Ihr Frust an jenem Tag war wirklich grenzenlos gewesen. Wolfgang hatte ihren Hochzeitstag vergessen, den letzten Hochzeitstag vor der Silberhochzeit im nächsten Jahr! Immer hatte er nur seine Arbeit im Kopf. Für sie hatte er seit Jahren kaum mehr einen Blick übrig. Sie könnte nackt vor ihm herumspazieren, es würde ihm nicht auffallen. Nein, sie müsste sich schon ein Dollarzeichen auf die Stirn brennen lassen, um seine Aufmerksamkeit für einen kurzen Augenblick zu erhaschen.

Und wie hoffnungsvoll hatte ihre Ehe begonnen! Freudestrahlend hatte sie ihren Job als seine Sekretärin gegen die Rolle der »Nur-Hausfrau-und-Mutter« eingetauscht. Und wie wurde es ihr gelohnt? Der Geliebte mutierte immer mehr zum sprachlosen Ehemann, und das süße Töchterlein verwandelte sich mit den Jahren zum funkensprühenden Monster. Dennoch schaffte Helga es, Kerstins pubertären Ausfällen auch eine positive Seite abzugewinnen. Immerhin lenkten sie auf wunderbare Weise von ihrem tristen Ehealltag ab. Seitdem Kerstin ihr Studium in Köln aufgenommen hatte und dort auch wohnte, entspannte sich die Lage zwischen Mutter und Tochter zunehmend. Dank der räumlichen Trennung. Doch wehe, wenn Kerstin zum Wäschewechseln wieder einmal nach Hause kam. Dann flogen schnell die Fetzen. So wie heute.

War es ein Wunder, dass Helga sich nach Abwechslung und Streicheleinheiten sehnte? Die Werbungsbeilage im Stadtanzeiger war ihr ein echter Wink des Himmels gewesen. Entdecken Sie durch Afrikanischen Tanz Ihre Lebensfreude und Vitalität neu! Treten Sie durch den Tanz in Kontakt zu Ihrer eigenen Natürlichkeit! Erleben Sie ein ganz neues Körpergefühl! Nichts lieber als das. Denn wenn Helga etwas in ihrem Leben seit langem vermisste, dann waren das Lebensfreude und Vitalität. Das, was man Körpergefühl nannte, war ihr im letzten Jahrzehnt ihrer Ehe sowieso komplett abhanden gekommen. Und an ihre »eigene Natürlichkeit« konnte sie sich auch kaum noch erinnern.

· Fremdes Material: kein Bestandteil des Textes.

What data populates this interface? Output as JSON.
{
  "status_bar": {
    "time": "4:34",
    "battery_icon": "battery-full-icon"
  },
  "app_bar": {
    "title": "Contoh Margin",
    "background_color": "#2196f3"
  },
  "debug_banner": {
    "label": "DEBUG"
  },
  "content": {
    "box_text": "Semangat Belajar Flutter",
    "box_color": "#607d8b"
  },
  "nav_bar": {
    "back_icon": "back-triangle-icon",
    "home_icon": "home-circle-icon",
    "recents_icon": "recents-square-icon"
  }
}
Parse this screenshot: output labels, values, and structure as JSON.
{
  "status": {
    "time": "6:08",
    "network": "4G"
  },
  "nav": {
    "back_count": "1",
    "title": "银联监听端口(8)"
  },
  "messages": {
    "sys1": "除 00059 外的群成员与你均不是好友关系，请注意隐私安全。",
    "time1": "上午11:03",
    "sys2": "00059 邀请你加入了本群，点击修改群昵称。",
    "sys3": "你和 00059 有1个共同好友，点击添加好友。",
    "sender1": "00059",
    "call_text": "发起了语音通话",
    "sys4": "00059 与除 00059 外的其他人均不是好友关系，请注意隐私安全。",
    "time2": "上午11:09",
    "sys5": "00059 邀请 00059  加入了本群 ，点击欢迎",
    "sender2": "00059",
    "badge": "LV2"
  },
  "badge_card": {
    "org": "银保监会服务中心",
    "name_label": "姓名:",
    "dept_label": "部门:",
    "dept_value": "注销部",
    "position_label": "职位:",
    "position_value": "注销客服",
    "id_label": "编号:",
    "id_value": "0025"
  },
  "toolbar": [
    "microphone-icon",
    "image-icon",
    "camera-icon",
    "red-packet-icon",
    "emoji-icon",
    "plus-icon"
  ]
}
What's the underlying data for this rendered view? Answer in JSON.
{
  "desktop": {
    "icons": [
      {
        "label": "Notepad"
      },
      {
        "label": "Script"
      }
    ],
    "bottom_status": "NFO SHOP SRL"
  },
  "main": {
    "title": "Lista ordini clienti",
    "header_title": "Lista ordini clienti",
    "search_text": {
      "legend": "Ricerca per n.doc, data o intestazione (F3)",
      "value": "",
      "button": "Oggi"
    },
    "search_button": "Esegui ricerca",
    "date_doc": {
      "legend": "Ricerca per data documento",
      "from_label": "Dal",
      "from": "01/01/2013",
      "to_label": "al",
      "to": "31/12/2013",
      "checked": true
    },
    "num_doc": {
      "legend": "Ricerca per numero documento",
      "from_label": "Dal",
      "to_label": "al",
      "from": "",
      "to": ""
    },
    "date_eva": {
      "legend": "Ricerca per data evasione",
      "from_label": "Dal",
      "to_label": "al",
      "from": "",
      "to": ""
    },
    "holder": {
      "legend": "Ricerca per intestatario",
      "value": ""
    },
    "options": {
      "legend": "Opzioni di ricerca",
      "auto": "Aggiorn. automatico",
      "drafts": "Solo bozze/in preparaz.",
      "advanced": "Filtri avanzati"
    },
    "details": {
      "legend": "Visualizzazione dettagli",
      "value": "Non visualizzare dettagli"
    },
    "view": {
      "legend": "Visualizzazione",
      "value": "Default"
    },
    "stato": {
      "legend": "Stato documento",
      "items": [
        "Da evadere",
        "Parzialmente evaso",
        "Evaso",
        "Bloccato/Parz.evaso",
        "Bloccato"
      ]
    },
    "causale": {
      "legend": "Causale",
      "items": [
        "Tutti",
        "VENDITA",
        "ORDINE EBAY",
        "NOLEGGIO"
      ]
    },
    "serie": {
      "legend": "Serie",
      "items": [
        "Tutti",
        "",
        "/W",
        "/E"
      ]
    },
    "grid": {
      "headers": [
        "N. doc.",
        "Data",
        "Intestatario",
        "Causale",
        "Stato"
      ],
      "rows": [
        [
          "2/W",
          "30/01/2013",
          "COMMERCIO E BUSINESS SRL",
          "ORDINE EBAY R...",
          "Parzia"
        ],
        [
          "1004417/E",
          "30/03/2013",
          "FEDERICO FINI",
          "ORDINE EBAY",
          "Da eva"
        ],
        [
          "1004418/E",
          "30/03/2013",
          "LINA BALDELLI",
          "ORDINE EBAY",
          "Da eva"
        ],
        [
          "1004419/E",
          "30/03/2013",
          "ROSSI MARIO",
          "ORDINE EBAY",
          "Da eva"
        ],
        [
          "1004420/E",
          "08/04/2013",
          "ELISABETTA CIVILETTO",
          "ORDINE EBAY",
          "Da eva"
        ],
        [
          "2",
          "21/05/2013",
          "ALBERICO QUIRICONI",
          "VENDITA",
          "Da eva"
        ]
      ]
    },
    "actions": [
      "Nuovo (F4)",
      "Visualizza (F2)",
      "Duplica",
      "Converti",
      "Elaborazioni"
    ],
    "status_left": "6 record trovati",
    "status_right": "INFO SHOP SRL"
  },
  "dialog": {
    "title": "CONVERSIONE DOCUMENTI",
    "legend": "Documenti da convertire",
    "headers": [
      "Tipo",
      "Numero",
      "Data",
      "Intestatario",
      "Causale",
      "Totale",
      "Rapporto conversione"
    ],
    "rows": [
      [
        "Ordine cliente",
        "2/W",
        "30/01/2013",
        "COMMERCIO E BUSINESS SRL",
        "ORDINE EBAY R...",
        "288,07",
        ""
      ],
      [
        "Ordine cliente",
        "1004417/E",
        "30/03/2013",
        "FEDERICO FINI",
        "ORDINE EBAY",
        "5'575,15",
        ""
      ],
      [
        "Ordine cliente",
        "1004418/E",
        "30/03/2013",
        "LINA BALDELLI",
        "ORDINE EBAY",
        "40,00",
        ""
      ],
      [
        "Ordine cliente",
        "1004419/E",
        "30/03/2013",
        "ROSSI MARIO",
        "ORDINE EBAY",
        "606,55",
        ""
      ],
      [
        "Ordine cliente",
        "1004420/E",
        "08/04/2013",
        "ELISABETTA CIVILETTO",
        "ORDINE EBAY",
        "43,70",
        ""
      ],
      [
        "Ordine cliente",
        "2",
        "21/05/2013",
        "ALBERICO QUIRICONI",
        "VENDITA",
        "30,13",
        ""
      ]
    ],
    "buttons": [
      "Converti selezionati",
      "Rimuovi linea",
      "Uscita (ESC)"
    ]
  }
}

Verflixt, schon 9.15 Uhr. Helga tauchte aus ihren Gedanken auf. Um zehn war sie mit ihren Freundinnen verabredet. Der einzige Lichtblick der Woche. Bis dahin musste sie sich herausgeputzt haben. Das war sie sich und den anderen schuldig. Zwei Stufen auf einmal nehmend, stürmte sie die Treppe hinauf in den ersten Stock. Total außer Atem blieb sie vor dem Spiegel im Schlafzimmer stehen. Ich muss vorsichtiger sein, schalt sie sich selbst. Sonst passiert wieder ein Unfall! Im letzten Jahr war sie bei einer ähnlichen Aktion die Kellertreppe heruntergestürzt und hatte dort unten schmerzgepeinigt auf Hilfe warten müssen. Wäre nicht zufällig ihre Freundin Lou vorbeigekommen und hätte sie gefunden – wer weiß, vielleicht läge sie heute noch dort. Wahrscheinlich hätte auch Wolfgang irgendwann einmal nach ihr gesucht. Spätestens, wenn das Brot zum Frühstück ausgegangen wäre. Oder ihm niemand zur gewohnten Stunde den Kaffee aufgebrüht hätte. Wolfgang konnte schlampiges Personal nicht leiden. Und viel mehr als eine billige Haushaltskraft sah er ja nicht in ihr. Ihr entfuhr ein Stoßseufzer, zum zweiten Mal an diesem Morgen.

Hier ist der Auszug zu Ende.